Its surprisingly easy to read strings from an Arduino if you have access to the bootloader. Using the avrdude utility, you can hexdump the contents of flash to a firmware hex file. After converting the hex file to binary, you can use the linux strings uitility to look for ASCII readable strings!

This is also demonstrated in this repository thomasbbrunner/arduino-reverse-engineering: Reverse engineering of an Arduino application where the author reverse-engineered the intent of the Arduino. This is a security issue, especially if your code has plenty of debug outputs.

The Approach

There are a few ways to solve this. The easiest way would be to use #ifdef compilation directives to ensure that during deployment, you don't have any debug outputs. However, some applications must have strings. For example, if the application parses MQTT topics.

One Time Pad

One possible way would be to use one time pad.

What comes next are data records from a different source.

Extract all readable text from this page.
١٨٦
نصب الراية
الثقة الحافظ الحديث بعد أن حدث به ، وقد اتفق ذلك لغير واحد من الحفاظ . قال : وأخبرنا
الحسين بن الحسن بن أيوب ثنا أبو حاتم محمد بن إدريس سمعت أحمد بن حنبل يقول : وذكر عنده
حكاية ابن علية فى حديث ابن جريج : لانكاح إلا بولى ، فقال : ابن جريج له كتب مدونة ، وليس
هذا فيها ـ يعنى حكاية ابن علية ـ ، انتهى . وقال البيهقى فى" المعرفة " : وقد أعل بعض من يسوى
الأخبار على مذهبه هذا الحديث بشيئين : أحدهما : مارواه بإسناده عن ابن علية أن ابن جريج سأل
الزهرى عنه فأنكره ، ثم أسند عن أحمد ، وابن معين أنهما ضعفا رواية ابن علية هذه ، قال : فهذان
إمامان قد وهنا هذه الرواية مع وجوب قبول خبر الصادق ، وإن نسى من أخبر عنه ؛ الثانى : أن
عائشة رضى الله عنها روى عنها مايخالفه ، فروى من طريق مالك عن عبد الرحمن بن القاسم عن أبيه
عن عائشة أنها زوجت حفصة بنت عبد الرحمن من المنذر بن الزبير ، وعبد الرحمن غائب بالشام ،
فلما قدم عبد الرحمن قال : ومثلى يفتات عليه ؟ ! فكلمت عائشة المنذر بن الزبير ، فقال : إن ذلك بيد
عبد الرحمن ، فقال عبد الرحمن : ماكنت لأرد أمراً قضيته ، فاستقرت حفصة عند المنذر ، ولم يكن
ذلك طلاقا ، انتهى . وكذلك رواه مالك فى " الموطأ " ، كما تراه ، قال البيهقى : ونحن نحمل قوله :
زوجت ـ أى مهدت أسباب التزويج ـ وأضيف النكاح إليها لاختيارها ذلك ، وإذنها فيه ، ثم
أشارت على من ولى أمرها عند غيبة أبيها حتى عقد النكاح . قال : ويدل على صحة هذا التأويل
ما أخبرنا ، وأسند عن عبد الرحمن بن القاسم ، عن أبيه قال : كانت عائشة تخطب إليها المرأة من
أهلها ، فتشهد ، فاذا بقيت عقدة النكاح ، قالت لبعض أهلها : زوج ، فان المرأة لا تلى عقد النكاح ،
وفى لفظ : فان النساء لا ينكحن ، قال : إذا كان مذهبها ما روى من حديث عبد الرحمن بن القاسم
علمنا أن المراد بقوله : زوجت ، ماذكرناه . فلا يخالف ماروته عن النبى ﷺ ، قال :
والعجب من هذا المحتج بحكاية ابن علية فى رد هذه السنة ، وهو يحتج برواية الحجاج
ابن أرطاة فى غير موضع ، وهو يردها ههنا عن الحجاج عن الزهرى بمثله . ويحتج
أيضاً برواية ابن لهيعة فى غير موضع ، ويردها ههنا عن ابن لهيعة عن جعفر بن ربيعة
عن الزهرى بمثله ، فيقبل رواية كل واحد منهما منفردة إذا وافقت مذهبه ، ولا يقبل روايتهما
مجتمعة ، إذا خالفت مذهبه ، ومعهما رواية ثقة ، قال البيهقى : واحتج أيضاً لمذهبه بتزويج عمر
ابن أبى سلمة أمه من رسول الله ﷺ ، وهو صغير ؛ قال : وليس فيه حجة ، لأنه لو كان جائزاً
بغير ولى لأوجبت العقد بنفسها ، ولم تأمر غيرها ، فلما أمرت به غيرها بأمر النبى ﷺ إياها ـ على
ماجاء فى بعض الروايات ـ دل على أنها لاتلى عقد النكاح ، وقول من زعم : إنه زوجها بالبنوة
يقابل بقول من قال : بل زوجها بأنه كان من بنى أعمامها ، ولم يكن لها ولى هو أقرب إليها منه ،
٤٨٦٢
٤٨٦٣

For each String message create a char array of the same length cipher
XOR the String with char array and store it new_msg = message ^ cipher
When you need the string back, XOR the char array. message = new_msg ^ cipher

This means that

If you hex dump the firmware, you will see new_msg and cipher in the firmware
You don't see message

However, this means that your memory has increased, and that if the adversary is smart enough, he will try to XOR any equal length character arrays and he will thus obtain message. Its makes reverse engineering harder, but its not very secure

AES

Another option is to use AES encryption which requires a 128-bit key for all messages. This means that the only increase in memory usage is 128 bits. Even if the attacker gets access to the cipher, it is hard for him to know which string is the cipher.

To make it even more challenging, we could store the key in an array of different size, and drop any unused bytes before decrypting the string to be used. This would make it slightly harder for the adversary to know how to parse the string before it can be used as the key.

We could also consider using hardware to improve security. For instance, storing the AES key in a secure element.

Conclusion

Even the AES method is not foolproof. An adversary could use Ghidra to trace the flash and figure out which string is being used the most or locate the decryption function. However that is much more challenging than dumping the binary and extracting ASCII readable strings.

Its important to note that when creating secure systems all systems are fallible. Its just the resources needed. Hence, we need to make assumptions on what the adversary can or cannot do. By implementing string obfuscation, we effectively raise the resources needed to reverse engineer our embedded system.

This project hence demonstrates a relatively simple way to secure an embedded system from adversaries from reading stored strings, which is the easiest way (in my humble opinion) of reverse engineering firmware. If I was working on a secure project, I would implement some CI/CD pipelines to ensure sensitive strings are not stored in plaintext.